Persiste la idea de que la mejor vía para disminuir la violencia criminal es el acuerdo entre autoridades y delincuentes para que actividades ilícitas, como el robo o el tráfico de drogas, tengan lugar en territorios específicos y modalidades que no generen un problema mayor a la sociedad. Esta tesis con el tiempo ha evolucionado a la llamada pax narca. Estados, como Sinaloa, lo testimoniaron hasta que se fracturó el equilibrio con el secuestro y detención en EU de El Mayo Zambada. La entidad pasó a ser, especialmente en Culiacán, la más violenta del país.
Se remite al exgobernador de Nuevo León, Sócrates Rizzo, en una conferencia en la Facultad de Jurisprudencia de la Universidad Autónoma de Coahuila, en noviembre de 2011 la primera declaración de un político prominente, ya en retiro, que aludía al pacto del gobierno con los criminales. Sócrates pronto se desdijo, pero sus palabras iniciales ratificaron la idea en muchos mexicanos de que las cosas estaban tranquilas en el pasado porque había un acuerdo o pacto entre autoridades y criminales.
El problema de esta tesis es que valida la idea de que la tranquilidad y la paz social puede lograrse por el camino de la impunidad. No se trata de un pacto, es una claudicación de las autoridades en el ejercicio de su responsabilidad. No está por demás señalar que el pragmatismo propio del régimen pasado en sus policías no implicaba el rigor que acompaña la observancia de la ley, la corrupción se imponía en esa esfera casi siempre. Pero no es cierto que las condiciones de una relativa baja criminalidad resultaran de un pacto o entendimiento. Afirmarlo para condenar a un régimen, vuelve creíble que los acuerdos funcionan al menos por un tiempo.
Se anhela la paz y se han buscado vías extremas. El presidente Calderón llamó a las fuerzas armadas en su natal estado de Michoacán a solicitud del gobernador y por su dominio en muchos municipios y sometimiento de autoridades. Los resultados están a la vista. Los militares no son policías, su política es el exterminio y no se les puede exigir un comportamiento en una tarea ajena con reglas distintas. Los criminales actúan en connivencia con autoridades, pero también con parte de la sociedad. Una acción de tal naturaleza significa una elevada cuota de sangre por parte de delincuentes, también de personas inocentes o que participan marginalmente en las actividades delictivas, aún más cuando se prescinde de la inteligencia y el mando es estrictamente militar.

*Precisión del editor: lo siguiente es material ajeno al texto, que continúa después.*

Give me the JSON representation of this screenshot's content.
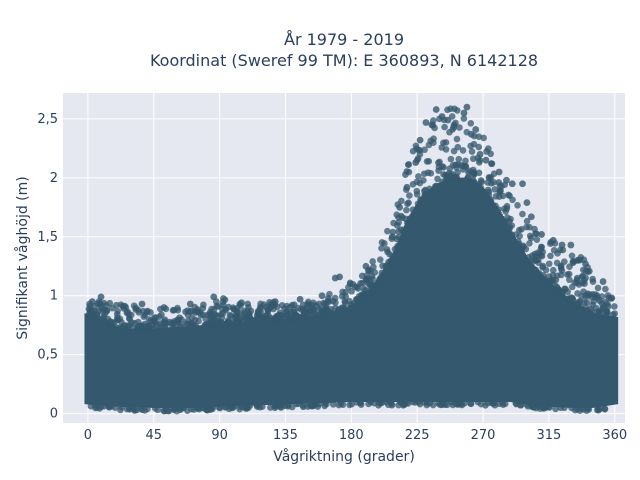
{
  "chart_data": {
    "type": "scatter",
    "title_lines": [
      "År 1979 - 2019",
      "Koordinat (Sweref 99 TM): E 360893, N 6142128"
    ],
    "xlabel": "Vågriktning (grader)",
    "ylabel": "Signifikant våghöjd (m)",
    "xlim": [
      -17,
      367
    ],
    "ylim": [
      -0.08,
      2.72
    ],
    "x_ticks": [
      0,
      45,
      90,
      135,
      180,
      225,
      270,
      315,
      360
    ],
    "x_tick_labels": [
      "0",
      "45",
      "90",
      "135",
      "180",
      "225",
      "270",
      "315",
      "360"
    ],
    "y_ticks": [
      0,
      0.5,
      1,
      1.5,
      2,
      2.5
    ],
    "y_tick_labels": [
      "0",
      "0,5",
      "1",
      "1,5",
      "2",
      "2,5"
    ],
    "grid": true,
    "legend": false,
    "marker_color": "#34586e",
    "plot_background": "#e5e8f0",
    "envelope": {
      "x": [
        0,
        20,
        45,
        70,
        90,
        110,
        135,
        160,
        180,
        195,
        210,
        220,
        230,
        240,
        250,
        260,
        270,
        280,
        290,
        300,
        315,
        330,
        345,
        360
      ],
      "y_min": [
        0.08,
        0.06,
        0.05,
        0.05,
        0.06,
        0.07,
        0.08,
        0.09,
        0.1,
        0.1,
        0.1,
        0.1,
        0.1,
        0.1,
        0.1,
        0.1,
        0.1,
        0.1,
        0.1,
        0.08,
        0.06,
        0.05,
        0.05,
        0.08
      ],
      "y_dense_max": [
        0.85,
        0.72,
        0.72,
        0.74,
        0.76,
        0.78,
        0.8,
        0.84,
        0.9,
        1.05,
        1.35,
        1.65,
        1.85,
        1.95,
        2.0,
        2.0,
        1.9,
        1.72,
        1.5,
        1.3,
        1.1,
        0.95,
        0.85,
        0.82
      ],
      "y_outlier_max": [
        0.98,
        0.93,
        0.9,
        0.9,
        0.99,
        0.94,
        0.95,
        0.99,
        1.15,
        1.3,
        1.75,
        2.2,
        2.45,
        2.55,
        2.6,
        2.55,
        2.35,
        2.1,
        1.85,
        1.65,
        1.48,
        1.4,
        1.25,
        0.95
      ]
    },
    "outlier_points": [
      {
        "x": 231,
        "y": 2.47
      },
      {
        "x": 235,
        "y": 2.45
      },
      {
        "x": 238,
        "y": 2.58
      },
      {
        "x": 242,
        "y": 2.52
      },
      {
        "x": 246,
        "y": 2.49
      },
      {
        "x": 250,
        "y": 2.43
      },
      {
        "x": 257,
        "y": 2.55
      },
      {
        "x": 259,
        "y": 2.6
      },
      {
        "x": 265,
        "y": 2.41
      },
      {
        "x": 262,
        "y": 2.37
      },
      {
        "x": 268,
        "y": 2.2
      },
      {
        "x": 272,
        "y": 2.15
      },
      {
        "x": 276,
        "y": 2.12
      },
      {
        "x": 281,
        "y": 2.05
      },
      {
        "x": 286,
        "y": 1.98
      },
      {
        "x": 290,
        "y": 1.95
      },
      {
        "x": 297,
        "y": 1.95
      },
      {
        "x": 300,
        "y": 1.79
      },
      {
        "x": 303,
        "y": 1.67
      },
      {
        "x": 310,
        "y": 1.52
      },
      {
        "x": 318,
        "y": 1.47
      },
      {
        "x": 324,
        "y": 1.43
      },
      {
        "x": 330,
        "y": 1.43
      },
      {
        "x": 335,
        "y": 1.3
      },
      {
        "x": 340,
        "y": 1.27
      },
      {
        "x": 352,
        "y": 1.12
      },
      {
        "x": 358,
        "y": 0.98
      },
      {
        "x": 227,
        "y": 2.32
      },
      {
        "x": 224,
        "y": 2.13
      },
      {
        "x": 218,
        "y": 1.92
      },
      {
        "x": 213,
        "y": 1.75
      },
      {
        "x": 208,
        "y": 1.5
      },
      {
        "x": 190,
        "y": 1.25
      },
      {
        "x": 172,
        "y": 1.16
      },
      {
        "x": 169,
        "y": 1.15
      },
      {
        "x": 160,
        "y": 1.0
      },
      {
        "x": 145,
        "y": 0.97
      },
      {
        "x": 128,
        "y": 0.95
      },
      {
        "x": 105,
        "y": 0.94
      },
      {
        "x": 86,
        "y": 0.99
      },
      {
        "x": 70,
        "y": 0.93
      },
      {
        "x": 52,
        "y": 0.9
      },
      {
        "x": 37,
        "y": 0.93
      },
      {
        "x": 24,
        "y": 0.91
      },
      {
        "x": 9,
        "y": 0.99
      },
      {
        "x": 3,
        "y": 0.95
      }
    ]
  }
}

Con López Obrador se implementó lo opuesto. Tratar de disuadir a los criminales no de sus actividades de origen delictivo, sino de generar violencia, “portarse bien” fue una expresión muy común en él. Las policías nacionales actuaron de manera pasiva bajo el principio expresado y ratificado por el presidente de los abrazos no balazos. La idea es que las causas de la delincuencia son la desigualdad y la falta de oportunidades de los jóvenes. Mucho se ha dicho sobre el absurdo del argumento obradorista, innecesario decir más. Pero, los resultados no se pueden ocultar. Su gobierno dejó doscientos mil asesinados, poco más de cincuenta mil desaparecidos -saldo propio de guerra civil-, muchos territorios bajo el dominio de criminales, al país expuesto no sólo por la diversificación de actividades delictivas como la extorsión o el monumental huachicol fiscal, y la penetración en las estructuras de gobierno, la sociedad y la economía. Un cáncer que ahora expone al país ante la amenaza que representa la furia del vecino del norte, demócrata o republicano, y que plantea un escenario muy preocupante para la soberanía nacional.
Trampas de las falsas certezas creer que el acuerdo es la vía para alcanzar la normalidad social, según revelan seis años de pasividad gubernamental como vía para enfrentar la criminalidad, además de dejar una fundada sospecha de complicidad. A la presidenta Sheinbaum corresponde el reconocimiento de haber cambiado de estrategia y a Omar García Harfuch, de operarla. Un doble acierto, actuar ante los generadores de violencia y un mando civil; sin embargo, la derrota del Estado es amplia y profunda, más allá del imaginario, con implicaciones sociales, económicas y políticas profundas. Extirpar el cáncer es una acción delicada en extremo y que llevará mucho tiempo, participación de todos y determinación, más cuando el bisturí debe dirigirse a los de arriba y a los de casa, única manera acabar con el pacto de impunidad instituido en muchos frentes y planos de la vida pública.